The functional significance of ATM phosphorylation of Bub3 on Serine 135 in sensitivity to DNA damaging agents.

Abstract

e15048 Background: Identification of biomarkers to assess and modify the sensitivity of cancer cells to radiotherapy and chemotherapy is critical to improve cancer treatment outcome. Budding uninhibited by benzimidazoles 3 (Bub3) is a mitotic checkpoint protein, and it is frequently overexpressed in many cancers and associated with low survival rates. Bub3 is involved in the repair of DNA damage induced by radiotherapy and chemotherapy. We recently identified that the ATM kinase phosphorylated Bub3 on Serine 135 (S135) via the stable isotope labeled amino acid in cell culture -mass spectrometry analysis. This study aims to explore the mechanism of ATM-phosphorylated Bub3 in the DNA damage response (DDR) and its effect on tumor sensitivity to DNA damaging agents. Methods: The radiosensitivity of the cells was detected by clonal formation assay, the proliferation ability of the cells was detected by the MTS assay. The expression of DDR protein γ-H2AX in the nucleus was detected by immunofluorescence assay. Genomic instability was observed by multinuclear formation. Co-immunoprecipitation and Western Blot were used to explore the internal mechanism of ATM phosphorylation of Bub3 in DDR. Results: We showed that ionizing radiation (IR) could induce Bub3 S/TQ (the specific ATM consensus motif) phosphorylation in an ATM dependent manner. Mutation of Bub3 Serine 135 to alanine (S135A) led to a phosphorylation defect. Phenotypic experiments showed hypersensitivity to IR in cells expressing Bub3 S135A. Bub3 S135A prolonged existence of γ-H2AX foci and increased the proportion of cells containing micronuclei.
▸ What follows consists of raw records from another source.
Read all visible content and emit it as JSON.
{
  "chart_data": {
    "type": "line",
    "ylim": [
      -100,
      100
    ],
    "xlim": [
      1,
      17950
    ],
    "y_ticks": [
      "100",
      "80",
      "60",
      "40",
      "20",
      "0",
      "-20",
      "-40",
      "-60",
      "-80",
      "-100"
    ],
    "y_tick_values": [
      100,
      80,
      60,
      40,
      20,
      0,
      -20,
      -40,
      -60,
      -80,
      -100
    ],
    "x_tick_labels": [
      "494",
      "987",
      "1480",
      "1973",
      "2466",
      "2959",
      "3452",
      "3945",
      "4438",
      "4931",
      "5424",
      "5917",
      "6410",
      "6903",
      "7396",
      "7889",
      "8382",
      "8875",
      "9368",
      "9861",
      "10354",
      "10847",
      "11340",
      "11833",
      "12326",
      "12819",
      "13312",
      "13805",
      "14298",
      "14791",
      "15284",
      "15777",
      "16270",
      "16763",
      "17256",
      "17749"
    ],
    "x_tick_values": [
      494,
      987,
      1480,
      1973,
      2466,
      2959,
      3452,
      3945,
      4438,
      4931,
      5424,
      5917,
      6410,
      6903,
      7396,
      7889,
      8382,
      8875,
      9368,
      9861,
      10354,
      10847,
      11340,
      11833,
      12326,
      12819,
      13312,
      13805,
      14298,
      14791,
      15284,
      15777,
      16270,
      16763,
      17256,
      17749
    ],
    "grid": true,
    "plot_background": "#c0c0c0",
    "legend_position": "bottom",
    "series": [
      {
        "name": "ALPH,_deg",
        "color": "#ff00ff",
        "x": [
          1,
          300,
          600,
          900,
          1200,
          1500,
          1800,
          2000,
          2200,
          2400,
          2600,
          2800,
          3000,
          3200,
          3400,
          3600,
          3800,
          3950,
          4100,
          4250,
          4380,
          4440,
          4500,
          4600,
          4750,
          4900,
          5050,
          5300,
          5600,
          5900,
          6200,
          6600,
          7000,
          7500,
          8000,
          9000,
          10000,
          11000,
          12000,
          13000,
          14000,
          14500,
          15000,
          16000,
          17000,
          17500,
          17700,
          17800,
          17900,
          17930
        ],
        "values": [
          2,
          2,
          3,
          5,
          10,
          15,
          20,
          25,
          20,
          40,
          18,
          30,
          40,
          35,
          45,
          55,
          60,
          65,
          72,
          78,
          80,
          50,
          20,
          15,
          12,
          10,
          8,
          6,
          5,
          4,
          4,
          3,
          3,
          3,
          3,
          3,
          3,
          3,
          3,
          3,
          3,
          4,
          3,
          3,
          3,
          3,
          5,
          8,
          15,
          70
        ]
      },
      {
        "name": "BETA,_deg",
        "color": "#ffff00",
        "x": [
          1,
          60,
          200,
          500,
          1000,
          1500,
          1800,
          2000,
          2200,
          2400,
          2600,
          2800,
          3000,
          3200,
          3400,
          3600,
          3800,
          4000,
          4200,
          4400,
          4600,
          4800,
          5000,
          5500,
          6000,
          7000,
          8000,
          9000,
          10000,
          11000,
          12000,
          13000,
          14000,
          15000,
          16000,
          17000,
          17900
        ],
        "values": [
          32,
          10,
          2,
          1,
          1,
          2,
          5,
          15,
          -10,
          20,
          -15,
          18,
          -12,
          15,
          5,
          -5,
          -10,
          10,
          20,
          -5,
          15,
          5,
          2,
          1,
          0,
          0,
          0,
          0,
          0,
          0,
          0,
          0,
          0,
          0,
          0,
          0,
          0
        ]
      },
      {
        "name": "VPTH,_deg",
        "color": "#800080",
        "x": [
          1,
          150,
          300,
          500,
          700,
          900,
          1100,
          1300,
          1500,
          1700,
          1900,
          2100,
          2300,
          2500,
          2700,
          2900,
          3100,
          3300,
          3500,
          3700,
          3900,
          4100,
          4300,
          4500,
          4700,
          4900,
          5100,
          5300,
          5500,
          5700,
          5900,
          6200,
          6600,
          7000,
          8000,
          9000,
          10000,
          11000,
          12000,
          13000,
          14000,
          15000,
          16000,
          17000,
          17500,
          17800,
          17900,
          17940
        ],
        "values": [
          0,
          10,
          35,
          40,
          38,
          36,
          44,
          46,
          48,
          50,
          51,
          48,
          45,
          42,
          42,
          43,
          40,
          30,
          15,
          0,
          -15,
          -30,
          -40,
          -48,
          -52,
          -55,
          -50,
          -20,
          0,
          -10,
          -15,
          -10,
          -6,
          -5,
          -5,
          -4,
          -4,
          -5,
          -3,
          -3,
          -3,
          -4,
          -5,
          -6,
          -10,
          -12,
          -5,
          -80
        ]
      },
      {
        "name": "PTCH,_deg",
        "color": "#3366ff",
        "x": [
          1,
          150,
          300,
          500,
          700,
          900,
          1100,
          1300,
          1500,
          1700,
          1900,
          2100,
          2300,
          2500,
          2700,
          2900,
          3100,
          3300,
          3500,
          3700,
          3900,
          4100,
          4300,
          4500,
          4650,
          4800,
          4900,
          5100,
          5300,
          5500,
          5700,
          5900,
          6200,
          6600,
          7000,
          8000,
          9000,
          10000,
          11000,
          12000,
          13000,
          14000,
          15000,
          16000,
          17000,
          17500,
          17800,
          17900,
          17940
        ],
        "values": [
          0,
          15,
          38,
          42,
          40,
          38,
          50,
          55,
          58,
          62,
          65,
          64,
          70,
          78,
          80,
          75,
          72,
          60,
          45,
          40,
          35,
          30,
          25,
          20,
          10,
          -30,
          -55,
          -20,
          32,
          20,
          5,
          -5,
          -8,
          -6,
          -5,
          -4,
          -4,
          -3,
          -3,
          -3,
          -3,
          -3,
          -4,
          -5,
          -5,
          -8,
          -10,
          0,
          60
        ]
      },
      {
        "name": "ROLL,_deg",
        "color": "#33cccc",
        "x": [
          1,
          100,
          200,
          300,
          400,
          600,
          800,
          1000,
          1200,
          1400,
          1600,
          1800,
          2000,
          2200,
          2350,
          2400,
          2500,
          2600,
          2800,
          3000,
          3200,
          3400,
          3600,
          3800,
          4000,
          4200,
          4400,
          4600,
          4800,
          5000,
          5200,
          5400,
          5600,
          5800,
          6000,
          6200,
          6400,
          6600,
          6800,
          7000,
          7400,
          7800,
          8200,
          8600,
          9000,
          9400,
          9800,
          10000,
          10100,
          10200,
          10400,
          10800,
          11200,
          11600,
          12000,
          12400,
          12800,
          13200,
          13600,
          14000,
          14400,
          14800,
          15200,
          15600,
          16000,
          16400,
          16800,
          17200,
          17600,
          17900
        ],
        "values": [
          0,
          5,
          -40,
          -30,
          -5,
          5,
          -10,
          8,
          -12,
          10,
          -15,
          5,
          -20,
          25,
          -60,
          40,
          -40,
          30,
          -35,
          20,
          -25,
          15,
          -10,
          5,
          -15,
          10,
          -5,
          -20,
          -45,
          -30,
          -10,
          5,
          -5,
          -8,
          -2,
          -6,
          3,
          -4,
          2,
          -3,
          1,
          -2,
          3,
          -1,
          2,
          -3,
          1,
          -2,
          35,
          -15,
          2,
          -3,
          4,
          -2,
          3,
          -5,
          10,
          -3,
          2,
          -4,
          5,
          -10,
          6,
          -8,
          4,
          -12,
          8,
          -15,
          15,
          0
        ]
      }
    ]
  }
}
Further, we found that Ku70 and Ku80 showed a significant increase after IR in their interactions with Bub3, while Bub3 S135A mutation significantly reduced the interaction, leading to impaired DNA repair. Conclusions: We demonstrate that Bub3 S135 phosphorylation mediated by ATM is essential for an optimal DDR and disruption of this pathway increases tumor sensitivity to DNA damaging agents.